AIMS Wind Academy

Eric Terwilliger

French Horn

Former Principal of the Bavarian Radio Symphony Orchestra

Former Professor of the Hochschule für Musik und Theater München

AIMS Academy 07-14/08/2020

(Foto Ingrid Theis)

  • Individual master classes for French horn
  • Audition training
  • French horn and natural horn lessons with AIMS professor Javier Bonet (optional)
  • Opportunities to perform on stage as a soloist or in chamber groups
  • Chance to enter the AIMS Concerto-Competition
  • Selected students will experience the Festival Orchestra with maestro Riccardo Frizza

Eric Terwilliger was born in Indiana, USA in 1954. His musical talent was recognized at an early age. By the time he was six years old he played the trumpet, piano and guitar.

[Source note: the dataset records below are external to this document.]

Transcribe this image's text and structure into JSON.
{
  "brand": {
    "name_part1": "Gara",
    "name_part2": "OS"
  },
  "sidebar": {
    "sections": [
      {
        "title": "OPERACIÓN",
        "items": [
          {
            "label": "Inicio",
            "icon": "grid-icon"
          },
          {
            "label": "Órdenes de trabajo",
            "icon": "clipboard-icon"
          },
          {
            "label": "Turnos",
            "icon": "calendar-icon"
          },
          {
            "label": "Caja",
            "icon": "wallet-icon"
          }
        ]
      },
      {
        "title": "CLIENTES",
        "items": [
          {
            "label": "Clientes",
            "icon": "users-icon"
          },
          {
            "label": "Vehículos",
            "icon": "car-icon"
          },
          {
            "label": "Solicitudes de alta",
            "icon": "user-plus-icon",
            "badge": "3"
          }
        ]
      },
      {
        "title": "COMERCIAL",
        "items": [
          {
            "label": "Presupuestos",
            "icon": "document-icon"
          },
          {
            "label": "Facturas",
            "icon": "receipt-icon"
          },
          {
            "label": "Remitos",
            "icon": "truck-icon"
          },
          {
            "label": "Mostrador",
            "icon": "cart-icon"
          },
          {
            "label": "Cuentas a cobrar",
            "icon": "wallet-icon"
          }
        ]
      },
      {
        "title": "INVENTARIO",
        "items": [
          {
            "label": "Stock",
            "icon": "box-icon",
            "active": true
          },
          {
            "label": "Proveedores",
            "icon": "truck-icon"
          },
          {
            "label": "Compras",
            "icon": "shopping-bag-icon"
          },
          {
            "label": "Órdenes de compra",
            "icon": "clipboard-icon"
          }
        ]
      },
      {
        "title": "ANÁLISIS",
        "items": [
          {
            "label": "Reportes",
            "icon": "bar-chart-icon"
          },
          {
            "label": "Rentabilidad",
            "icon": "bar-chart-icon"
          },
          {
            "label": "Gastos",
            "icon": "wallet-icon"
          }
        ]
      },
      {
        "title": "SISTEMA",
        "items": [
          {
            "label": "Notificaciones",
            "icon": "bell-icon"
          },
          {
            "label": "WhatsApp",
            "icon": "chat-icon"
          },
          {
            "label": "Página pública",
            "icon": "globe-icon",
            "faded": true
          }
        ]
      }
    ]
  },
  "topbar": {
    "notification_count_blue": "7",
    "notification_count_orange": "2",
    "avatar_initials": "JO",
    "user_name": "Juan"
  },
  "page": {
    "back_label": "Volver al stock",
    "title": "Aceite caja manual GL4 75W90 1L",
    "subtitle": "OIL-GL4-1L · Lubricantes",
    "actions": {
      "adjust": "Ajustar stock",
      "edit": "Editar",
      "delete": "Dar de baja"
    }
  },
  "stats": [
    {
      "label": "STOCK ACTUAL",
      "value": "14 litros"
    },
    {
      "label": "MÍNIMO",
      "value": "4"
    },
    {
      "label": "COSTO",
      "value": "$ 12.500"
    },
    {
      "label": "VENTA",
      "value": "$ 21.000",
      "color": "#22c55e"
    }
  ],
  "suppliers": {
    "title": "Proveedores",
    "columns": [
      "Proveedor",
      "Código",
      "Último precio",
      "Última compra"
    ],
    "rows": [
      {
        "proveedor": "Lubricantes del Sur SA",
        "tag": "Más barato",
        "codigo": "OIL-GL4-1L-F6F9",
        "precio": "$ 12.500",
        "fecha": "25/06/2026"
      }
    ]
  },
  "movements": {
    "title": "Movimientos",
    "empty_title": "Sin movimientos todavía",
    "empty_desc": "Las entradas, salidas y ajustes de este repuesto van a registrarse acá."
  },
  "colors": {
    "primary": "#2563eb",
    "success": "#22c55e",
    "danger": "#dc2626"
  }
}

He began performing as a trumpet soloist when he was 10 and started playing jazz, blues and popular music on the guitar when he was 12. At the age of fifteen he switched from trumpet to horn.

From 1972-75 he attended the Indiana University School of Music where he studied horn with Philip Farkas and Ethel Merker. During this time, he also continued to play pop music and played with The Carpenters and Barry White in Chicago in 1974.

In April 1975 Eric Terwilliger decided to focus on classical music and moved to Europe to study with Michael Höltzel im Detmold and the Mozarteum in Salzburg. His career as an orchestral musician began in September 1975 with a position as principal horn in Staats­theater Kassel, Germany.

In 1976 he won the silver medal in the Geneva Inter­na­tional Music Compe­tition and the first prize in the Inter­na­tional Compe­tition for horn in Liége, Belgium on 1981.

Eric Terwilliger became principal horn in the Munich Philharmonic in 1976 where he remained until 2007. He can be heard with this orchestra on the recordings of Sergiu Celibidache on EMI, Gunter Wand on Hännsler and Christian Thielemann on Deutsche Grammophone. The Symphony orchestra of the Bavarian Radio invited him to change his position in 2006. He is principal horn in this orchestra from 2007 to this day. Recordings with prominent conductors such as Mariss Jansons, Simon Rattle, Ricardo Muti, Andris Nelsons and Yannick Nezet-Seguin have been released on the BR label.

Eric Terwilliger began playing guest principal horn with the Berlin Philharmonic in 1986. He has performed with this orchestra in Europe, Asia and North America. Numerous concerts on the Digital Concert Hall of The Berlin Philharmonic bear witness to his prowess as one of the leading horn players of his generation.

Eric Terwilliger is the only horn player to have performed in Carnegie Hall in New York and the Musik­verein in Vienna with the Vienna Philharmonic, the Berlin Philharmonic, the Munich Philharmonic and the Symphony Orchestra of the Bavarian Radio under the batons of Claudio Abbado, Sergiu Celibidache, Sir Simon Rattle, Lorin Maazel, James Levine and Mariss Jansons.

The career of Eric Terwilliger as a chamber musician began in 1976 with the Münchner Philharmonische Solisten. He played over one hundred perfor­mances of the Schubert Octet and Beethoven Septet and performed exten­sively in Europe and Asia with this ensemble. In 1991 Gerhard Hetzel, the concert master of the Vienna Philharmonic invited him to become a member of the Vienna Chamber Ensemble. He performed regularly in the Salzburg, Luzerne and Ravenna festivals, toured Europe, Asia, Australia and New Zealand and played on numerous recordings with this group until 2009.

Eric Terwilliger became a professor for horn at the Johannes Gutenberg University of Mainz, Germany in 1995. In 1998 he changed his teaching position to the Richard Strauss Conservatory of Munich, Germany and in 2007 accepted a position as professor for horn at the Hochschule for Musik und Theater in Munich. He has done numerous master­classes for horn in Europe, Asia, north and South America. As a guest professor he has taught at many different institutions worldwide including the Salzburg Mozarteum, Conservatoire de Paris, University of Cambridge, Toho Gakuen School of Music in Tokyo and the Juilliard School in New York.